Now, JISC exists to ‘provide digital solutions for UK education and research’. As such, it is the organisation running Copac – the great union catalogue of British university, research and national library collections. It’s one of my go-to websites in many contexts, both professional and scholarly – I couldn’t do what I do without it. Yesterday, we were learning about CCM tools, which is a new initiative from Copac. The abbreviation stands for Copac Collections Management. It’s a little bit tricky to find (it comes under ‘Innovations’ on the Copac website), but it’s basically a tool for librarians managing their physical book-stock, not something many scholars would be spending time on.
- JISC – https://www.jisc.ac.uk/
- Copac – http://copac.jisc.ac.uk/
- Copac Collections Management – https://ccm.copac.jisc.ac.uk/
CCM isn’t a completely perfect fit for what I would like to do – which is to compare the whole huge corpus of historical British legal deposit music across between nine and eleven research libraries – because it works best with batches of ISBNs (International Standard Book Numbers), which hadn’t been invented in the Georgian era! CCM does also work on subject headings, though these are probably more relevant for print books than for music, which isn’t always keyword-indexed in catalogues.
However, Georgian era music is listed in another online resource, RISM, which begs the question, do any libraries routinely apply RISM numbers to historic British music publications? If this category of music had RISM numbers, a CCM-type search of vast series of RISM numbers would reveal where the historical legal deposit libraries had the most or least repertoire in common.

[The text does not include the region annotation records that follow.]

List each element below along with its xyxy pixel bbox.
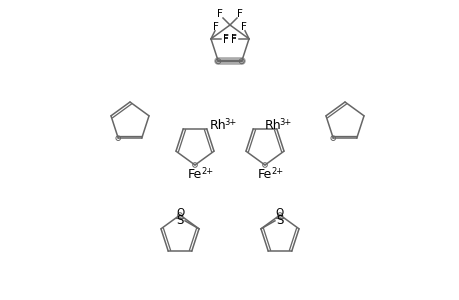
Text: Fe: Fe xyxy=(187,169,202,182)
Text: S: S xyxy=(176,214,183,227)
Text: O: O xyxy=(275,208,284,218)
Text: Rh: Rh xyxy=(210,118,226,131)
Text: 2+: 2+ xyxy=(270,167,282,176)
Text: F: F xyxy=(230,35,236,45)
Text: F: F xyxy=(230,34,236,44)
Text: S: S xyxy=(276,214,283,227)
Text: F: F xyxy=(223,35,229,45)
Text: F: F xyxy=(241,22,246,32)
Text: F: F xyxy=(217,9,223,19)
Text: F: F xyxy=(213,22,218,32)
Text: Fe: Fe xyxy=(257,169,272,182)
Text: Rh: Rh xyxy=(264,118,281,131)
Text: F: F xyxy=(236,9,242,19)
Text: 3+: 3+ xyxy=(279,118,291,127)
Text: F: F xyxy=(223,34,229,44)
Text: 3+: 3+ xyxy=(224,118,236,127)
Text: 2+: 2+ xyxy=(201,167,213,176)
Text: O: O xyxy=(175,208,184,218)
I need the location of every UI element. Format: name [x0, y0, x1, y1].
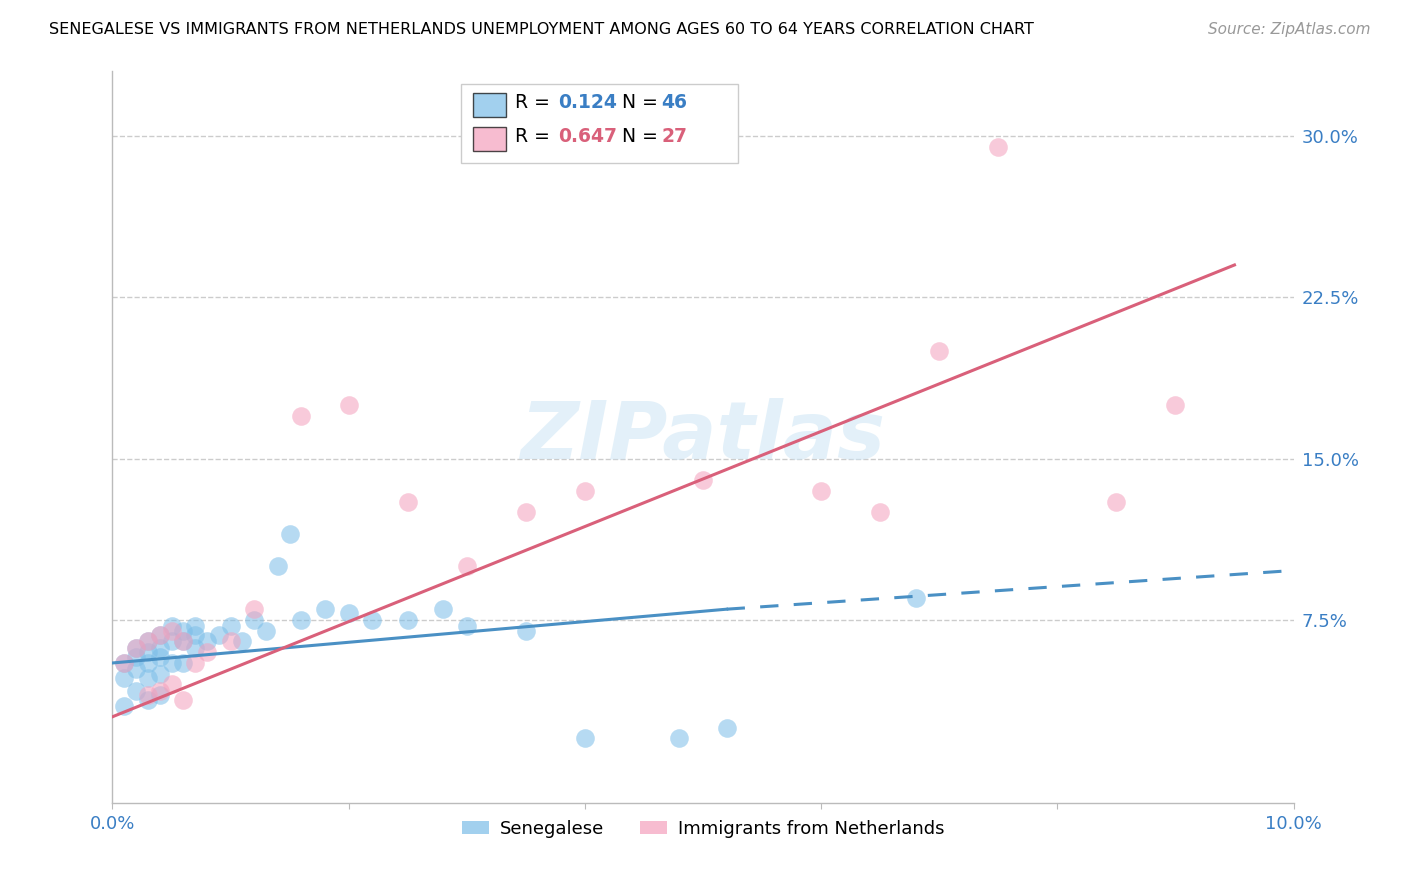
Point — [1164, 398, 1187, 412]
Point — [136, 656, 159, 670]
FancyBboxPatch shape — [461, 84, 738, 163]
Point — [172, 634, 194, 648]
Point — [149, 628, 172, 642]
Point — [716, 721, 738, 735]
Point — [219, 619, 242, 633]
Point — [172, 634, 194, 648]
Point — [692, 473, 714, 487]
Point — [928, 344, 950, 359]
Point — [136, 634, 159, 648]
Point — [290, 409, 312, 423]
Point — [219, 634, 242, 648]
Point — [278, 527, 301, 541]
Point — [290, 613, 312, 627]
Point — [125, 640, 148, 655]
Point — [515, 624, 537, 638]
Point — [208, 628, 231, 642]
Point — [1105, 494, 1128, 508]
Point — [574, 483, 596, 498]
Point — [184, 640, 207, 655]
Point — [149, 688, 172, 702]
Point — [125, 662, 148, 676]
Point — [987, 139, 1010, 153]
Point — [869, 505, 891, 519]
Point — [136, 634, 159, 648]
Point — [112, 656, 135, 670]
Point — [574, 731, 596, 746]
Point — [112, 698, 135, 713]
Point — [184, 656, 207, 670]
Point — [160, 656, 183, 670]
Text: 27: 27 — [662, 127, 688, 145]
Text: ZIPatlas: ZIPatlas — [520, 398, 886, 476]
Point — [361, 613, 384, 627]
Point — [160, 677, 183, 691]
Point — [172, 656, 194, 670]
Point — [668, 731, 690, 746]
Point — [112, 671, 135, 685]
Point — [149, 666, 172, 681]
Text: 46: 46 — [662, 93, 688, 112]
Point — [136, 671, 159, 685]
Point — [172, 624, 194, 638]
Point — [136, 688, 159, 702]
Text: N =: N = — [621, 93, 664, 112]
Point — [184, 619, 207, 633]
Point — [456, 619, 478, 633]
Point — [432, 602, 454, 616]
Point — [195, 645, 218, 659]
Point — [149, 640, 172, 655]
Point — [125, 640, 148, 655]
Point — [337, 398, 360, 412]
Point — [267, 559, 290, 574]
Point — [231, 634, 253, 648]
Point — [112, 656, 135, 670]
Point — [160, 634, 183, 648]
Point — [456, 559, 478, 574]
Point — [904, 591, 927, 606]
Text: Source: ZipAtlas.com: Source: ZipAtlas.com — [1208, 22, 1371, 37]
Text: SENEGALESE VS IMMIGRANTS FROM NETHERLANDS UNEMPLOYMENT AMONG AGES 60 TO 64 YEARS: SENEGALESE VS IMMIGRANTS FROM NETHERLAND… — [49, 22, 1033, 37]
Text: R =: R = — [515, 127, 557, 145]
Legend: Senegalese, Immigrants from Netherlands: Senegalese, Immigrants from Netherlands — [454, 813, 952, 845]
Point — [125, 684, 148, 698]
Point — [149, 649, 172, 664]
Text: R =: R = — [515, 93, 557, 112]
Text: 0.124: 0.124 — [558, 93, 617, 112]
Point — [195, 634, 218, 648]
Point — [254, 624, 277, 638]
Point — [396, 494, 419, 508]
Point — [810, 483, 832, 498]
Point — [172, 692, 194, 706]
Point — [243, 613, 266, 627]
Text: N =: N = — [621, 127, 664, 145]
Point — [125, 649, 148, 664]
Point — [243, 602, 266, 616]
Point — [149, 628, 172, 642]
Point — [515, 505, 537, 519]
Point — [136, 645, 159, 659]
Point — [184, 628, 207, 642]
Point — [149, 684, 172, 698]
Text: 0.647: 0.647 — [558, 127, 617, 145]
Point — [314, 602, 336, 616]
Point — [337, 607, 360, 621]
Point — [160, 619, 183, 633]
FancyBboxPatch shape — [472, 94, 506, 118]
Point — [136, 692, 159, 706]
FancyBboxPatch shape — [472, 127, 506, 151]
Point — [396, 613, 419, 627]
Point — [160, 624, 183, 638]
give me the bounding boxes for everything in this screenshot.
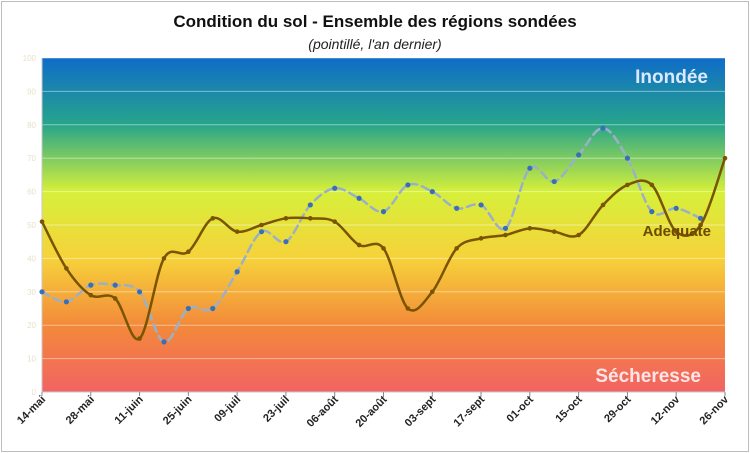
data-point-current [649,182,655,188]
data-point-current [478,236,484,241]
data-point-current [210,216,216,221]
zone-label-flooded: Inondée [635,67,708,88]
data-point-current [64,266,69,271]
data-point-last-year [112,282,118,288]
y-tick-label: 40 [27,254,36,263]
data-point-last-year [478,202,484,208]
x-tick-label: 17-sept [451,393,487,429]
data-point-current [576,232,581,238]
data-point-current [527,226,533,231]
data-point-last-year [332,185,338,191]
x-tick-label: 25-juin [161,393,195,427]
x-axis-ticks: 14-mai 28-mai 11-juin 25-juin 09-juil 23-juil… [15,392,732,430]
y-axis-ticks: 0 10 20 30 40 50 60 70 80 90 100 [23,54,37,397]
x-tick-label: 23-juil [261,394,292,425]
chart-title: Condition du sol - Ensemble des régions … [173,12,577,31]
data-point-current [429,289,435,295]
y-tick-label: 70 [27,154,36,163]
data-point-current [186,249,191,255]
data-point-current [503,232,508,238]
x-tick-label: 09-juil [212,394,243,425]
data-point-current [698,222,703,228]
series-line-last-year [40,126,702,344]
y-tick-label: 80 [27,121,36,130]
data-point-last-year [380,209,387,215]
data-point-last-year [527,165,533,171]
y-tick-label: 20 [27,321,36,330]
data-point-last-year [258,229,265,235]
data-point-current [308,216,313,221]
y-tick-label: 60 [27,188,36,197]
data-point-last-year [210,305,216,312]
data-point-last-year [624,155,631,161]
data-point-current [625,182,630,188]
y-tick-label: 100 [23,54,37,63]
data-point-current [283,216,289,221]
plot-background [42,58,725,392]
x-tick-label: 01-oct [505,393,537,425]
data-point-current [259,222,264,228]
data-point-current [332,219,338,224]
data-point-last-year [405,182,411,188]
data-point-current [112,296,118,301]
data-point-current [39,219,45,224]
data-point-current [673,229,679,234]
data-point-last-year [356,195,362,201]
chart-subtitle: (pointillé, l'an dernier) [308,36,442,52]
data-point-last-year [600,125,606,131]
data-point-last-year [307,202,313,208]
data-point-current [454,246,459,251]
data-point-current [88,292,94,298]
series-group [39,125,728,345]
data-point-last-year [234,269,240,275]
data-point-last-year [551,178,557,185]
data-point-current [137,336,142,341]
data-point-last-year [63,299,69,305]
x-tick-label: 15-oct [553,393,585,425]
data-point-last-year [698,215,704,221]
y-tick-label: 0 [32,388,37,397]
data-point-last-year [454,205,460,211]
data-point-current [381,246,386,251]
data-point-last-year [283,239,289,245]
x-tick-label: 06-août [305,393,341,429]
data-point-last-year [429,189,435,195]
y-tick-label: 50 [27,221,36,230]
data-point-current [722,155,728,161]
x-tick-label: 03-sept [403,393,439,429]
x-tick-label: 29-oct [602,393,634,425]
x-tick-label: 28-mai [64,394,97,427]
data-point-last-year [502,225,509,231]
data-point-last-year [649,209,655,215]
x-tick-label: 12-nov [649,393,683,427]
data-point-current [234,229,240,234]
x-tick-label: 14-mai [15,394,48,427]
data-point-last-year [136,289,143,295]
data-point-last-year [88,282,94,288]
data-point-last-year [161,339,167,345]
data-point-current [551,229,557,234]
x-tick-label: 11-juin [113,393,146,426]
zone-label-drought: Sécheresse [595,366,701,387]
y-tick-label: 10 [27,355,36,364]
y-tick-label: 30 [27,288,36,297]
data-point-current [161,256,167,261]
data-point-current [405,306,411,311]
x-tick-label: 26-nov [698,393,732,427]
data-point-last-year [39,289,45,295]
data-point-current [356,242,362,248]
data-point-last-year [185,305,191,312]
x-tick-label: 20-août [353,393,389,429]
y-tick-label: 90 [27,87,36,96]
data-point-current [600,202,606,208]
data-point-last-year [673,205,679,211]
data-point-last-year [576,152,582,158]
zone-label-adequate: Adequate [643,223,711,240]
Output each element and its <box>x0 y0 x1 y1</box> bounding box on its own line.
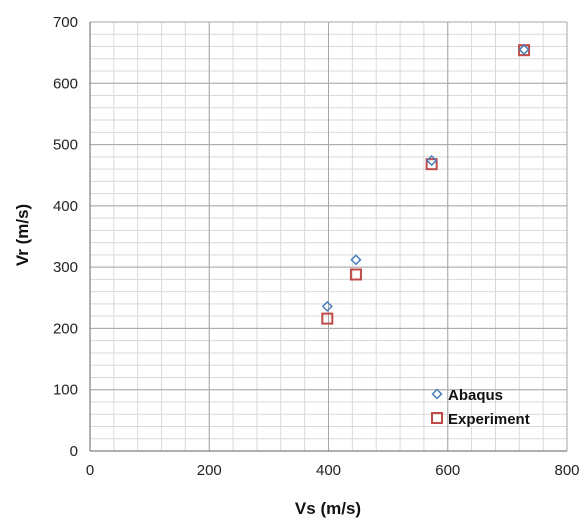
y-tick-label: 0 <box>70 443 78 460</box>
experiment-point <box>425 158 438 171</box>
y-tick-label: 400 <box>53 198 78 215</box>
y-tick-label: 100 <box>53 382 78 399</box>
abaqus-point <box>321 300 333 312</box>
y-tick-label: 600 <box>53 75 78 92</box>
legend-label-abaqus: Abaqus <box>448 387 503 404</box>
y-tick-label: 500 <box>53 137 78 154</box>
legend: Abaqus Experiment <box>431 387 530 428</box>
experiment-point <box>349 268 362 281</box>
legend-marker-experiment <box>431 412 443 424</box>
abaqus-point <box>350 254 362 266</box>
experiment-point <box>321 312 334 325</box>
y-tick-label: 700 <box>53 14 78 31</box>
x-tick-label: 200 <box>197 462 222 479</box>
legend-label-experiment: Experiment <box>448 411 530 428</box>
abaqus-point <box>426 154 438 167</box>
y-tick-label: 200 <box>53 320 78 337</box>
abaqus-point <box>518 44 530 56</box>
legend-marker-abaqus <box>431 388 443 400</box>
x-tick-label: 400 <box>316 462 341 479</box>
y-axis-title: Vr (m/s) <box>13 204 32 266</box>
x-tick-label: 0 <box>86 462 94 479</box>
major-grid <box>89 21 568 452</box>
y-tick-label: 300 <box>53 259 78 276</box>
x-tick-label: 600 <box>435 462 460 479</box>
x-tick-label: 800 <box>554 462 579 479</box>
data-markers <box>321 44 531 325</box>
x-tick-labels: 0 200 400 600 800 <box>86 462 580 479</box>
axes <box>89 22 567 452</box>
y-tick-labels: 0 100 200 300 400 500 600 700 <box>53 14 78 460</box>
x-axis-title: Vs (m/s) <box>295 499 361 518</box>
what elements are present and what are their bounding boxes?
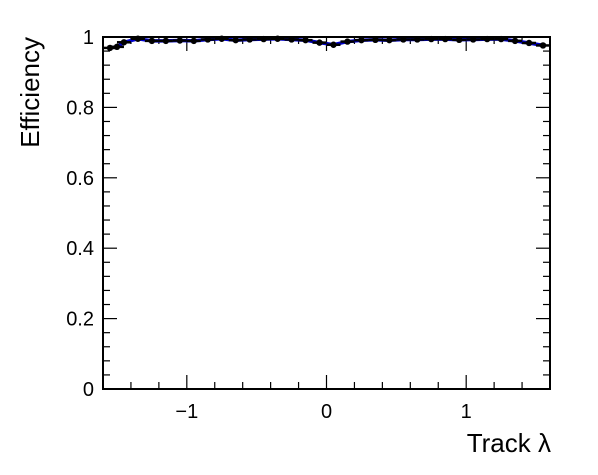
data-point — [190, 37, 197, 45]
data-point — [358, 36, 365, 44]
x-axis-label: Track λ — [467, 428, 551, 458]
data-point — [113, 43, 121, 51]
data-point — [344, 38, 351, 45]
data-point — [302, 36, 309, 44]
data-point — [525, 39, 533, 47]
data-point — [372, 36, 379, 44]
data-point — [511, 37, 519, 45]
data-point — [176, 37, 184, 44]
x-tick-label: 0 — [321, 401, 332, 423]
x-tick-label: −1 — [175, 401, 198, 423]
y-tick-label: 0.8 — [66, 97, 94, 119]
y-tick-label: 0 — [83, 379, 94, 401]
data-point — [316, 39, 323, 46]
y-tick-label: 0.2 — [66, 309, 94, 331]
y-tick-label: 1 — [83, 27, 94, 49]
data-point — [148, 37, 156, 45]
data-point — [456, 36, 463, 44]
axes: 0 0.2 0.4 0.6 0.8 1 −1 0 1 — [66, 27, 551, 423]
y-axis-label: Efficiency — [15, 37, 45, 148]
data-point — [330, 41, 337, 48]
data-point — [386, 36, 393, 44]
data-point — [120, 39, 128, 46]
data-point — [539, 42, 547, 49]
plot-frame — [102, 36, 551, 390]
data-point — [162, 37, 170, 45]
y-tick-label: 0.6 — [66, 168, 94, 190]
data-point — [232, 36, 239, 44]
y-tick-label: 0.4 — [66, 238, 94, 260]
x-tick-label: 1 — [461, 401, 472, 423]
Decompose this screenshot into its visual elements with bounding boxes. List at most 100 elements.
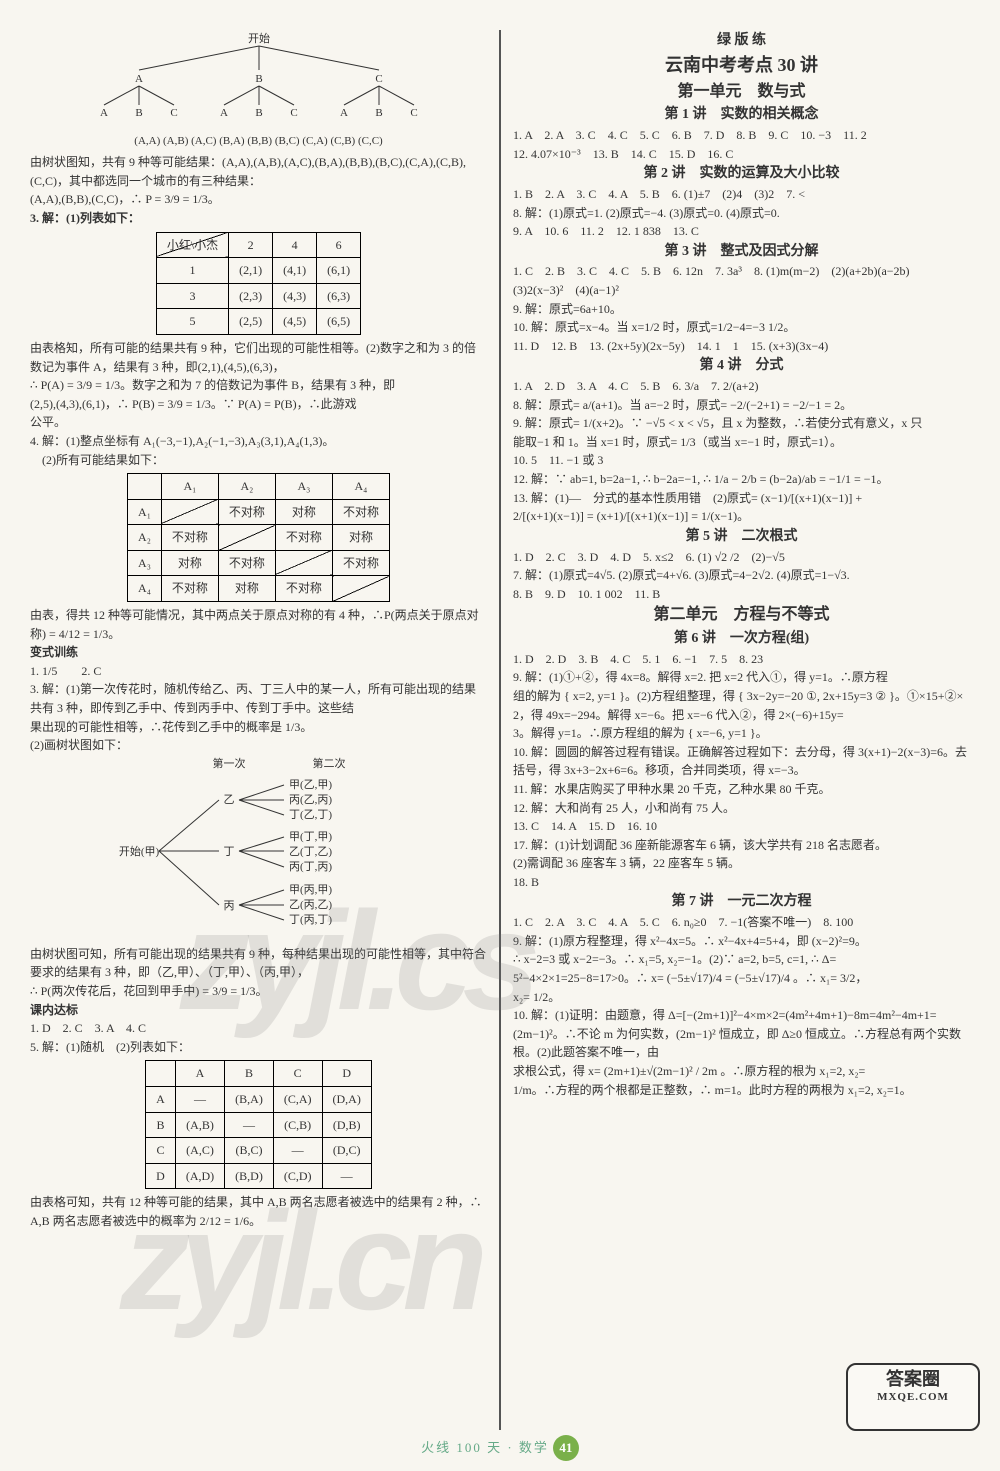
- l3-a3: 10. 解：原式=x−4。当 x=1/2 时，原式=1/2−4=−3 1/2。: [513, 318, 970, 337]
- l6-a3: 组的解为 { x=2, y=1 }。(2)方程组整理，得 { 3x−2y=−20…: [513, 687, 970, 706]
- l6-a12: 18. B: [513, 873, 970, 892]
- l6-a10: 17. 解：(1)计划调配 36 座新能源客车 6 辆，该大学共有 218 名志…: [513, 836, 970, 855]
- svg-text:丙(丁,丙): 丙(丁,丙): [289, 861, 332, 873]
- para: (A,A),(B,B),(C,C)，∴ P = 3/9 = 1/3。: [30, 190, 487, 209]
- lesson6-title: 第 6 讲 一次方程(组): [513, 628, 970, 650]
- kenei-answers: 1. D 2. C 3. A 4. C: [30, 1019, 487, 1038]
- l6-a1: 1. D 2. D 3. B 4. C 5. 1 6. −1 7. 5 8. 2…: [513, 650, 970, 669]
- svg-text:甲(丙,甲): 甲(丙,甲): [289, 884, 332, 896]
- l1-answers: 1. A 2. A 3. C 4. C 5. C 6. B 7. D 8. B …: [513, 126, 970, 163]
- bianshi-head: 变式训练: [30, 643, 487, 662]
- l4-a6: 12. 解：∵ ab=1, b=2a−1, ∴ b−2a=−1, ∴ 1/a −…: [513, 470, 970, 489]
- main-title: 云南中考考点 30 讲: [513, 52, 970, 80]
- l5-a2: 7. 解：(1)原式=4√5. (2)原式=4+√6. (3)原式=4−2√2.…: [513, 566, 970, 585]
- l7-a3: ∴ x−2=3 或 x−2=−3。∴ x₁=5, x₂=−1。(2)∵ a=2,…: [513, 950, 970, 969]
- l2-answers3: 9. A 10. 6 11. 2 12. 1 838 13. C: [513, 222, 970, 241]
- svg-text:丙(乙,丙): 丙(乙,丙): [289, 793, 332, 806]
- tree-diagram-top: 开始 A B C A B C A B C A B C: [49, 30, 469, 130]
- lesson5-title: 第 5 讲 二次根式: [513, 526, 970, 548]
- l4-a4: 能取−1 和 1。当 x=1 时，原式= 1/3（或当 x=−1 时，原式=1）…: [513, 433, 970, 452]
- stamp-url: MXQE.COM: [848, 1391, 978, 1404]
- svg-text:开始: 开始: [248, 31, 270, 45]
- svg-text:A: A: [220, 107, 228, 119]
- l6-a8: 12. 解：大和尚有 25 人，小和尚有 75 人。: [513, 799, 970, 818]
- svg-text:B: B: [375, 107, 382, 119]
- svg-text:丙: 丙: [223, 900, 234, 912]
- para: ∴ P(两次传花后，花回到甲手中) = 3/9 = 1/3。: [30, 982, 487, 1001]
- bianshi-answers: 1. 1/5 2. C: [30, 662, 487, 681]
- tree-leaves: (A,A) (A,B) (A,C) (B,A) (B,B) (B,C) (C,A…: [30, 135, 487, 148]
- l6-a2: 9. 解：(1)①+②，得 4x=8。解得 x=2. 把 x=2 代入①，得 y…: [513, 668, 970, 687]
- l2-answers2: 8. 解：(1)原式=1. (2)原式=−4. (3)原式=0. (4)原式=0…: [513, 204, 970, 223]
- l4-a2: 8. 解：原式= a/(a+1)。当 a=−2 时，原式= −2/(−2+1) …: [513, 396, 970, 415]
- svg-text:A: A: [135, 73, 143, 85]
- l6-a4: 2，得 49x=−294。解得 x=−6。把 x=−6 代入②，得 2×(−6)…: [513, 706, 970, 725]
- svg-text:甲(乙,甲): 甲(乙,甲): [289, 778, 332, 791]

In short, the historical legal deposit music of the United Kingdom and Ireland represents a vast, vast amount of metadata, but it exists in various places. The question is, how to bring it all together to get meaningful results. And that means big data, with a vengeance. This is something I’d love to develop into a much larger project in the future, having seen the work that the British Library has already done using an even more massive corpus of music metadata in their own collection.
So what did I do yesterday? I networked! Potential networkers can be found in a wide variety of places – not just academic departments or university libraries. We need people with technical skills every bit as much as we do researchers and librarians.
This morning, I sat down to deal with a few emails. By lunchtime, I’d done most of what I intended to do, but felt somewhat uneasy that all I had to show for my morning was a series of carefully-worded emails. Until the glorious realisation dawned on me that actually, what I’d been doing was exactly what I’m supposed to be doing – networking and making connections. From that point of view, today has been well-spent. I’m forging new contacts, and building upon existing relationships with other people whom I hope will share my enthusiasm for this new network.